Installing a new distro in place can be done, but is very challenging. It's something that you almost certainly will NOT get right the first time. In fact, you'll be luck if you get it right the third or fourth time.
Additionally, nobody here is going to be able to give you a laundry list that you can just follow and this will happen. You're going to have to experiment with different alternatives, depending on your exact disc partition and file-system layout, hardware configuration, etc.
That said, here's how I'd go about doing something like that if I had to:
- Get a machine configured as similarly as possible to the existing machine: hard drives, network cards, disc adapters, RAM, you name it.
- Set up this machine to mimic the current setup on that host.
- Experiment with doing what you need to do on this test system.
- Take copious notes on it so that you can reproduce it on the "live" system.
- Run through these notes again on the test system before you do the final migration.
Some techniques that may be able to help you:
- Decide if you want to install to a new partition, or try to install over the existing file-system. If you do a new partition, you can always back out by booting the old partition. However, that probably means you need to shrink the current file-system, which has to be done offline. I wrote up some notes back in 2007 when I did this.
- You may be able to do an install to a small partition on your test machine, and then make appropriate changes such as the IP addresses and "dd" this file-system image off to use to populate the base install on the new partition. This would only be if you were using a separate partition for the new install.
- You could instead put the root file-system in place in a sub-directory and then do something in the initrd so that it would: "cd /target; mv * oldroot; mv oldroot/newos/* ." to move all the old directories out of place and put the new ones in place. This would have to be done before the initrd does it's "pivotroot", probably right after it mounts the file-system.
- Adding some code into the initrd scripts can allow you to do all sorts of wonderful things during the system boot. See the blog post I references above for more details.
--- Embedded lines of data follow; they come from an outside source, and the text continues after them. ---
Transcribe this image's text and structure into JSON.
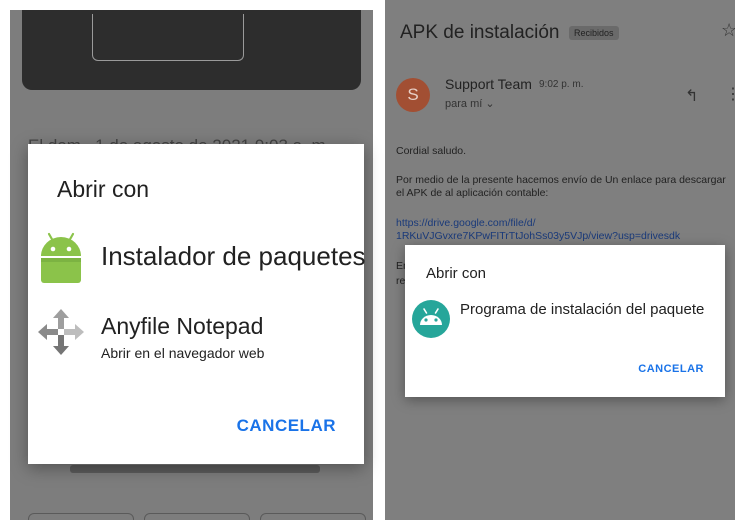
{
  "left": {
    "background_text": "El dom., 1 de agosto de 2021 9:03 a. m.",
    "dialog": {
      "title": "Abrir con",
      "options": [
        {
          "label": "Instalador de paquetes",
          "icon": "android-icon"
        },
        {
          "label": "Anyfile Notepad",
          "sublabel": "Abrir en el navegador web",
          "icon": "move-arrows-icon"
        }
      ],
      "cancel_label": "CANCELAR"
    }
  },
  "right": {
    "subject": "APK de instalación",
    "badge": "Recibidos",
    "sender": {
      "initial": "S",
      "name": "Support Team",
      "time": "9:02 p. m.",
      "to": "para mí ⌄"
    },
    "body": {
      "greeting": "Cordial saludo.",
      "paragraph": "Por medio de la presente hacemos envío de Un enlace para descargar el APK de al aplicación contable:",
      "link_line1": "https://drive.google.com/file/d/",
      "link_line2": "1RKuVJGvxre7KPwFITrTtJohSs03y5VJp/view?usp=drivesdk",
      "frag1": "En",
      "frag2": "re"
    },
    "dialog": {
      "title": "Abrir con",
      "option_label": "Programa de instalación del paquete",
      "icon": "android-icon",
      "cancel_label": "CANCELAR"
    }
  },
  "colors": {
    "accent": "#1a73e8",
    "android_green": "#8bc34a",
    "installer_teal": "#26a69a",
    "scrim": "#7d7d7d"
  }
}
- Expect that you're going to fail at this. It's an extremely risky endeavor. When I did my file-system resize (mentioned above), I was shocked when it rebooted properly.
- You'll have to decide what you want to do about the boot sectors, is it running LILO or GRUB? Do you want to try to stay with the current boot loader, or switch to 10.04's? Probably the ideal thing would be to use the existing loader to get booted into the new OS, then run "grub-install" from that OS to put the new one in place.